MVID leads to chronic diarrhea and prevents the body from absorbing vitamins and minerals.
Jakob can eat and drink, but because he does not receive any nutrients, he is fed his entire life in the form of calories, proteins, fats, vitamins and minerals, electrolytes and fluids through an IV.
MVID primarily affects the small intestine, but also causes problems for other organs in the gastrointestinal tract.
It is caused by defects in the cells that line the small intestine. Specific genetic mutations affect small finger-like particles on the surface of intestinal cells.
These tiny particles, called microvilli, are essential for nutrient absorption because they increase the surface area of the intestinal wall.
This makes the small intestine the most critical organ to replace. But it is not the only organ negatively affected by the extremely rare condition.
The large intestine, which takes over after the small intestine has done its job of extracting nutrients from food, absorbs much of the remaining fluid and electrolytes that the small intestine has not extracted.
Jakob has been receiving essential nutrition through an IV his entire life. His small intestine cannot absorb calories and other vitamins from food
But because the small intestine cannot process the nutrients and fluids effectively, most of it ends up in the large intestine, which cannot process this amount.
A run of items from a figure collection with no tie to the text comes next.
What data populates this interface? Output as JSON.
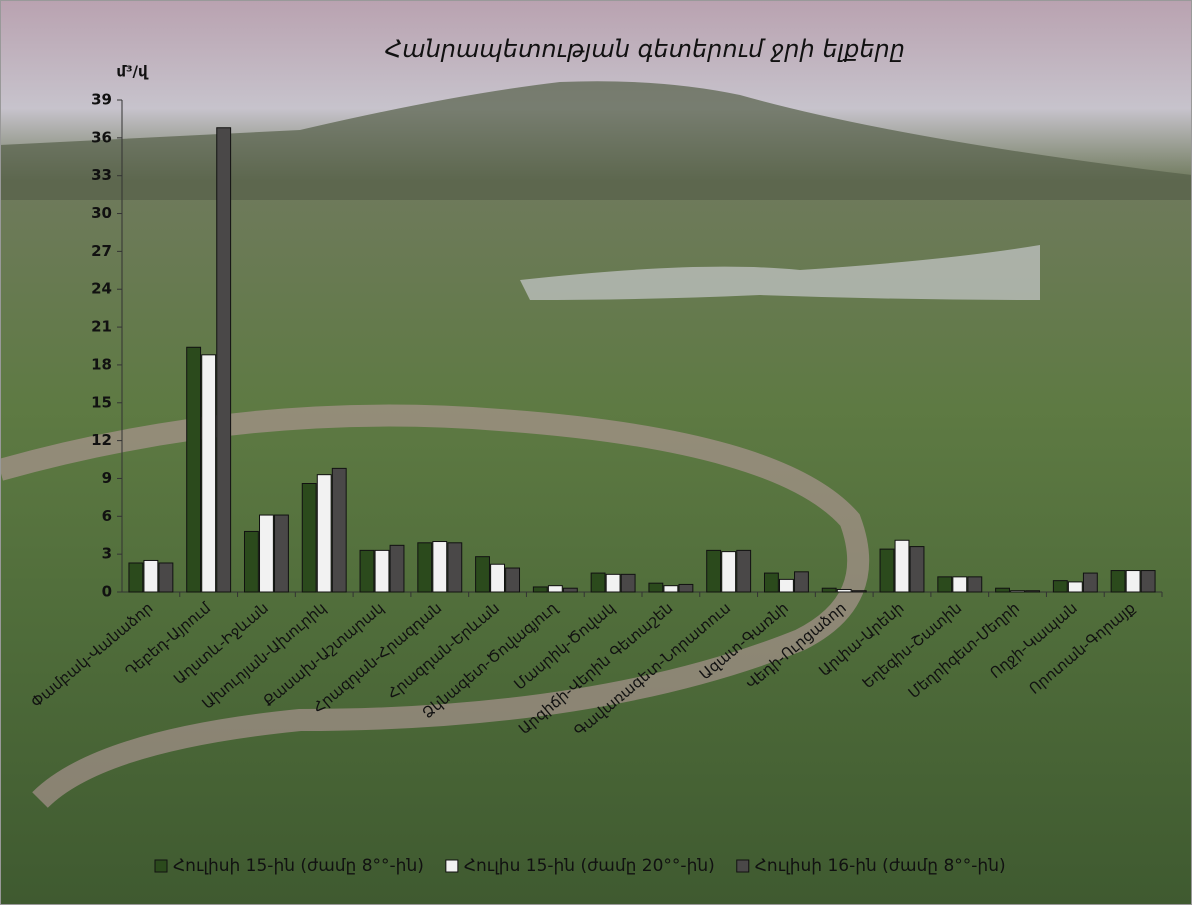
{
  "chart_data": {
    "type": "bar",
    "title": "Հանրապետության գետերում ջրի ելքերը",
    "y_label": "մ³/վ",
    "categories": [
      "Փամբակ-Վանաձոր",
      "Դեբեդ-Այրում",
      "Աղստև-Իջևան",
      "Ախուրյան-Ախուրիկ",
      "Քասախ-Աշտարակ",
      "Հրազդան-Հրազդան",
      "Հրազդան-Երևան",
      "Ձկնագետ-Ծովագյուղ",
      "Մասրիկ-Ծովակ",
      "Արգիճի-Վերին Գետաշեն",
      "Գավառագետ-Նորատուս",
      "Ազատ-Գառնի",
      "Վեդի-Ուրցաձոր",
      "Արփա-Արենի",
      "Եղեգիս-Շատին",
      "Մեղրիգետ-Մեղրի",
      "Ողջի-Կապան",
      "Որոտան-Գորայք"
    ],
    "series": [
      {
        "name": "Հուլիսի 15-ին (ժամը 8°°-ին)",
        "color": "#2b4a1c",
        "values": [
          2.3,
          19.4,
          4.8,
          8.6,
          3.3,
          3.9,
          2.8,
          0.4,
          1.5,
          0.7,
          3.3,
          1.5,
          0.3,
          3.4,
          1.2,
          0.3,
          0.9,
          1.7
        ]
      },
      {
        "name": "Հուլիս 15-ին (ժամը 20°°-ին)",
        "color": "#f2f2f2",
        "values": [
          2.5,
          18.8,
          6.1,
          9.3,
          3.3,
          4.0,
          2.2,
          0.5,
          1.4,
          0.5,
          3.2,
          1.0,
          0.2,
          4.1,
          1.2,
          0.1,
          0.8,
          1.7
        ]
      },
      {
        "name": "Հուլիսի 16-ին (ժամը 8°°-ին)",
        "color": "#4a4848",
        "values": [
          2.3,
          36.8,
          6.1,
          9.8,
          3.7,
          3.9,
          1.9,
          0.3,
          1.4,
          0.6,
          3.3,
          1.6,
          0.1,
          3.6,
          1.2,
          0.1,
          1.5,
          1.7
        ]
      }
    ],
    "ylim": [
      0,
      39
    ],
    "yticks": [
      0,
      3,
      6,
      9,
      12,
      15,
      18,
      21,
      24,
      27,
      30,
      33,
      36,
      39
    ],
    "legend": "bottom"
  }
}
When small intestinal dysfunction exceeds the capacity of the large intestine, the body cannot retain nutrients and patients experience watery stools.
The stomach suffers permanent damage because nutrients cannot be fully absorbed for years.
Chronic malabsorption affects the way the stomach empties and the health of the stomach lining, making transplantation necessary.
The long-term damage caused by the various gastrointestinal symptoms caused by the condition also affects the pancreas’ ability to produce essential digestive enzymes, further compounding the problem of fat and protein absorption.
Liver problems arise from being on an IV for nutrition for years – in this case nine years.
This can lead to fatty liver, scar tissue and eventually liver failure.